The most egregious error is that you are not using any header tags (<h1>Main Heading</h1>, <h2>Top-Level Subheading</h2>, <h3>Second-Level Subheading</h3>, et cetera) except on the individual menu pages. Because your site is using graphics rather than text for the main page heading, it might not be apparent why this should be important. It's not just about the size and alignment of the text; it's about the structure of the document. A machine can't read your page and make sense of it. Not only does that mean that visually impaired users can't access your page (they rely on screen readers, and often on browsers that display all text at a single size and don't display images at all), it also means that search engines can't tell up from down.
That brings me to point number two -- your images are
just images; there is no alternate text. The alt="some text goes here" attribute on an image tag should not be thought of as optional if the image is anything more than a decoration. (And if the image
is just decoration, then it should come from your CSS style sheet, not from your HTML markup.) If your "Dignan's Catering" logo image fails to load for whatever reason, there is nothing but a hole in the page left behind because you have
alt="" in your markup. The text in the
alt attribute is what the browser will display if the image cannot or will not load. The same thing applies to your menu images -- there are no navigational clues left if the images don't load.
Speaking of the menu, there's a spelling mistake in the word "Menu's". I'm not mentioning that because I want to make fun of you, but because the mistake is in an image, not in some text. You may be able to correct that easily right now, but let's imagine that it's not a spelling mistake, but rather a menu item that needs to be changed later on.
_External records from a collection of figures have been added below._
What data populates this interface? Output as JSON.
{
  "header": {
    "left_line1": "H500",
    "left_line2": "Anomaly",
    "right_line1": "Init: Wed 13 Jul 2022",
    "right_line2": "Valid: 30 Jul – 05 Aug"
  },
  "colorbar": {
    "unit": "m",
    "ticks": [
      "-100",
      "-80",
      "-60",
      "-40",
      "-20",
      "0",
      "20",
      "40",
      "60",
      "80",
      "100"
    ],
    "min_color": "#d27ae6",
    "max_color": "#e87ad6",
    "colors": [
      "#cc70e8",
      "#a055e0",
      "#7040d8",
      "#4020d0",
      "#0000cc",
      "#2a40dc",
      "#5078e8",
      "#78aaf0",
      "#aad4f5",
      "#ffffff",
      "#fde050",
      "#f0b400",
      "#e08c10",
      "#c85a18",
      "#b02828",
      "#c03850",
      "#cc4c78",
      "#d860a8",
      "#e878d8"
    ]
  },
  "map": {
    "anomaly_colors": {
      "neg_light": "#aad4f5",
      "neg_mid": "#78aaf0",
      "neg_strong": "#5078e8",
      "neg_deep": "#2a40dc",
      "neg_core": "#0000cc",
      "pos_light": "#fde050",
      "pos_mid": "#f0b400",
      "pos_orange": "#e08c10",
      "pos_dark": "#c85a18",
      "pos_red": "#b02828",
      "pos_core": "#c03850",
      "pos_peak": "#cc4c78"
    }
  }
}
It's going to be very difficult for anybody who doesn't have exactly the same version of that font and exactly the same image editor to match the rest of the menu (different versions of the font may have slight differences, even if the name and "feel" are the same, and different image editors handle text in slightly different ways). Whenever possible, try to use text instead of images. If you need to use a particular font to get the effect you want, then you can use the
@font-face CSS rule -- that lets the user's browser temporarily download and use a font that they may not have installed on their machine.
Oh, and you don't need to use anything like the mm_menu script for anything anymore. CSS will do the same thing better-faster-cheaper through the use of the
:link,
:visited,
:hover and
:active pseudo-elements. You might want to Google for "CSS menu" for some examples.
I hope this doesn't come off as discouraging. There is a lot of old and outdated information in libraries and on the internet that can lock your web efforts into a 1996 time bubble, but there is also a lot of really good, up-to-date, "best practices" stuff out there as well. Nobody's expecting you to become an instant expert; learning takes time. But it helps to know why you're doing what you're doing, otherwise you can become a cargo cult developer/designer, just doing things the way we had to do them in the bad old days without understanding that there are much better ways to do things now.